Monday, September 28, 2020

Captain Beefheart has critics raving over "heroic" album Doc at the Radar Station


Captain Beefheart : Dirty Blue Gene


"Commercial potential? Why not? Since I breathe air, I am commercial. Everybody's commercial. There just aren't that many good publicists and ad people  and there aren't that many good record companies. I think kids are bored enough that if they got a chance to hear my music, they'd like it"
- Captain Beefheart in Trouser Press.

In September of 1980, Captain Beefheart and The Magic Band released Doc At The Radar Station, an equally good if not more forceful follow-up to the comeback album Shiny Beast ( Bat Chain Puller). Again Beefheart brought in a group of very talented musicians willing to work for a dictator under a tight deadline. They recorded the album in a week! The first song they tackled was "Dirty Blue Gene", originally recorded during the Clear Spot sessions in 1972. 

Mike Bares describes the recording in his book Captain Beefheart :The Biography.

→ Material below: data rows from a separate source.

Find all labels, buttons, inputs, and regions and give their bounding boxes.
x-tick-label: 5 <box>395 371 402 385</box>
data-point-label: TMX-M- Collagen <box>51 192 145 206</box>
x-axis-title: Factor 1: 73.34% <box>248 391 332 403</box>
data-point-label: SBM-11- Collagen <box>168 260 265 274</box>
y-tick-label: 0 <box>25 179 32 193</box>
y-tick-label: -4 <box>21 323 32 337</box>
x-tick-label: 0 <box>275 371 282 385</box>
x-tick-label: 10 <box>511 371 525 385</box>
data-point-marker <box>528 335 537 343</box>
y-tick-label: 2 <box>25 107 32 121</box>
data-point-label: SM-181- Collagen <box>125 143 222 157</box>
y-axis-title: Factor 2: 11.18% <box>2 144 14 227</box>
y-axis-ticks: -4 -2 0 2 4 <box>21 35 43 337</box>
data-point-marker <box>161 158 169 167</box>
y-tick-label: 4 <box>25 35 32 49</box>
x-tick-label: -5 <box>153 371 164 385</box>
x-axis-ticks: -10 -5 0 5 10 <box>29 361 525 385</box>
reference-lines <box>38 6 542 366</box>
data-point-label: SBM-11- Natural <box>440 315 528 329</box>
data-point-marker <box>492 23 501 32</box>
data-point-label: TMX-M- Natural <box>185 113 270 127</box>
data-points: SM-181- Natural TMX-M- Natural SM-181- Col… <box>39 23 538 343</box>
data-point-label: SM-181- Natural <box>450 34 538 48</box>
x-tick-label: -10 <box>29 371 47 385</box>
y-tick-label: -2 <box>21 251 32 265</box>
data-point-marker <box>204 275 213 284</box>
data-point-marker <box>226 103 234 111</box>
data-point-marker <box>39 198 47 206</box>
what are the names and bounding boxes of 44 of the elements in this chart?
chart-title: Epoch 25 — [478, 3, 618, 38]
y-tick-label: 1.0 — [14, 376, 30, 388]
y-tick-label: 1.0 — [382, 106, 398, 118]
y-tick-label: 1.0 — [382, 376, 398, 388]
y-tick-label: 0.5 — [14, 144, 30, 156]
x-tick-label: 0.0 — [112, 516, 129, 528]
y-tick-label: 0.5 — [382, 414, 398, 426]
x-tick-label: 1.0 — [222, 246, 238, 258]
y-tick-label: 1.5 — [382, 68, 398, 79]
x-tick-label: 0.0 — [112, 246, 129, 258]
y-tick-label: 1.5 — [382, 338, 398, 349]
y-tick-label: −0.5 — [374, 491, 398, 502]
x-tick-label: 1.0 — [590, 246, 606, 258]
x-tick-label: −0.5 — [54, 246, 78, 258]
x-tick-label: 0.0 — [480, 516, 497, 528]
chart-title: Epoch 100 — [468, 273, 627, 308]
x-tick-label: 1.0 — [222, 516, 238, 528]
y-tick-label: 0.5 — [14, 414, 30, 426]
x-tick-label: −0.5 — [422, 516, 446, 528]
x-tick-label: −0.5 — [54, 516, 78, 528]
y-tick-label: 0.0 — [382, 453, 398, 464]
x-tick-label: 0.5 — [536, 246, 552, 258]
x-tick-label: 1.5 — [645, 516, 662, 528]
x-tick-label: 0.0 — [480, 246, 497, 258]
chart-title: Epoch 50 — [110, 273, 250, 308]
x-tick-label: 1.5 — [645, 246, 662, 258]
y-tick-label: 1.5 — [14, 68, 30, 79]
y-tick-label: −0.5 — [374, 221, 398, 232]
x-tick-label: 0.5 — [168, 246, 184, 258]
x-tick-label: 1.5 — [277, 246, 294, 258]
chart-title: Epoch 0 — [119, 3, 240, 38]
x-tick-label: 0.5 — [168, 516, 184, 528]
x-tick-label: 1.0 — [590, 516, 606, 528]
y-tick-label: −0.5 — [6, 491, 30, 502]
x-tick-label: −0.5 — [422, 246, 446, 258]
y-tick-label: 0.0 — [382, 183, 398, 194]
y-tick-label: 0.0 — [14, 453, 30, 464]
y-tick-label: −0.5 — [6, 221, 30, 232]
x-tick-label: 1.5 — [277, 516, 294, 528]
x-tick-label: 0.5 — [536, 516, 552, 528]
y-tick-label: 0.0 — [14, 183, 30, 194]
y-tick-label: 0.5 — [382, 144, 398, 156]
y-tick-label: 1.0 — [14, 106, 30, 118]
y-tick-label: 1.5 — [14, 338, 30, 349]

From the new convoluted guitar and drums introduction, the band blaze away in a tricky stop/start creation, fast and furious -bulbous,even - with guitar lines bursting out in bloom all over its surface and (John) French yelling the lyrics behind Captain Beefheart (Don) Van Vliet's ecstatic vocals. Charles Shaar Murray opined: "Something like the intro to 'Dirty Blue Gene' literally could not be the work of anybody else.




Beefheart did a lot of press for the album. At 39, he dismissed the current music scene, telling Lester Bangs 
"I don't ever listen to 'em, you see, which is not very nice of me but ...then again why should I look through my own vomit? I guess they have to make a living though".




Guitarist Gary Lucas invited some of the top music journalists to his apartment to listen to the album and they lavished Doc At The Radar Station with praise. "Captain Beefheart's Most Medititative, Heroic Album" was the headline in Ken Tucker's Rolling Stone review. Downbeat gave the album four and a half stars. Doc finished #8 in the New York Times Ten Best list. "As brilliant as album as anyone has released this year," said Musician while  Creem said "Prime Beefheart Like You Haven't Heard In Years".


Robert Christgau gave the album a grade of A-, writing :

Beefheart is an utter original if not some kind of genius, but that doesn't make him the greatest artist ever to rock down the pike--his unreconstructed ecoprimitive eccentricity impairs his aesthetic as well as his commercial reach. Only don't tell grizzled punks now discovering the boho past, or avantish rockcrits who waited patiently through the cleansing storm for musicianship to come round again. In synch with the historical moment for once, Beefheart offers up his most uncompromised album since Trout Mask Replica in 1969--never before have his nerve-wracking harmonies and sainted-spastic rhythms been captured in such brutal living color. Me, I've always enjoyed his compromises, which tend to be crazier than normal people's wildest dreams, and wish he'd saved some of his melodic secrets for the second side.